In [4]:
import argparse
import random
import os
import re

import wandb

import pandas as pd
import numpy as np

from tqdm.auto import tqdm

import transformers
from transformers import AutoModelForAudioClassification, TrainingArguments, Trainer
import torch
import torchmetrics
import pytorch_lightning as pl
import torch.nn.functional as F
from pytorch_lightning.loggers import WandbLogger
from torch.utils.checkpoint import checkpoint

# seed 고정
torch.manual_seed(0)
torch.cuda.manual_seed(0)
torch.cuda.manual_seed_all(0)
random.seed(0)

In [None]:
def undersampling(data_path):
    '''
    label 0인 데이터 중 1000개를 추출하여 다른 label에 맞추기 위해 under sampling 하는 함수
    '''
    df = pd.read_csv(data_path)
    df_only_0 = df[df['label'] == 0][1000:2000].copy()
    df_new = df[df['label'] != 0].copy()
    df_new = pd.concat([df_new, df_only_0])
    return df_new

def swap_sentence(data_path):
    '''
    sentence_1과 sentence_2를 바꾸는 함수
    데이터 불균형 해소 목적으로 증강
    '''
    df = pd.read_csv(data_path)
    df_swapped = df.copy()
    df_swapped['sentence_1'] = df['sentence_2']
    df_swapped['sentence_2'] = df['sentence_1']
    df_swapped = df_swapped[df_swapped['label'] != 0]
    return df_swapped

def copy_sentence(data_path, index_min=250, index_max=750):
    '''
    sentence_1에 sentence_2를 대입하여 같은 문장 배치하는 함수
    label 5인 데이터를 증강하기 위한 목적
    '''
    df = pd.read_csv(data_path)
    df_copied = df[df['label']==0][index_min:index_max].copy()
    df_copied['sentence_1'] = df_copied['sentence_2']
    df_copied['label'] = 5.0
    return df_copied

def concatenate(data_path, *dataframe):
    result = pd.concat(dataframe)
    result.to_csv(data_path, index=False)
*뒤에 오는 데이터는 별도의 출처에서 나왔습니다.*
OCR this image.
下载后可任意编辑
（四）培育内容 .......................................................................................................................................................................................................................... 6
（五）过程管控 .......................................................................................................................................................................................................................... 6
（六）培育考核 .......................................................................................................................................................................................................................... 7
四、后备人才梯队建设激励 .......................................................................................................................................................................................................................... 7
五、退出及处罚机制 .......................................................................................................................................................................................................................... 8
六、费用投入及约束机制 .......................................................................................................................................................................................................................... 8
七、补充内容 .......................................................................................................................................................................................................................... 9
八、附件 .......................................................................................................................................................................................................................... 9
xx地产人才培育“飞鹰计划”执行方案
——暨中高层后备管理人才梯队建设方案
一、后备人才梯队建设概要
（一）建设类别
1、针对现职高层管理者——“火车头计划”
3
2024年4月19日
def augmentation(train_data_path, new_data_path):
    df_undersampling = undersampling(train_data_path)
    df_swapped = swap_sentence(train_data_path)
    df_copied = copy_sentence(train_data_path)
    concatenate(new_data_path, df_undersampling, df_swapped, df_copied)

if __name__ == "__main__":
    augmentation('/data/ephemeral/home/data/train.csv', '/data/ephemeral/home/data/yj_aug_train.csv')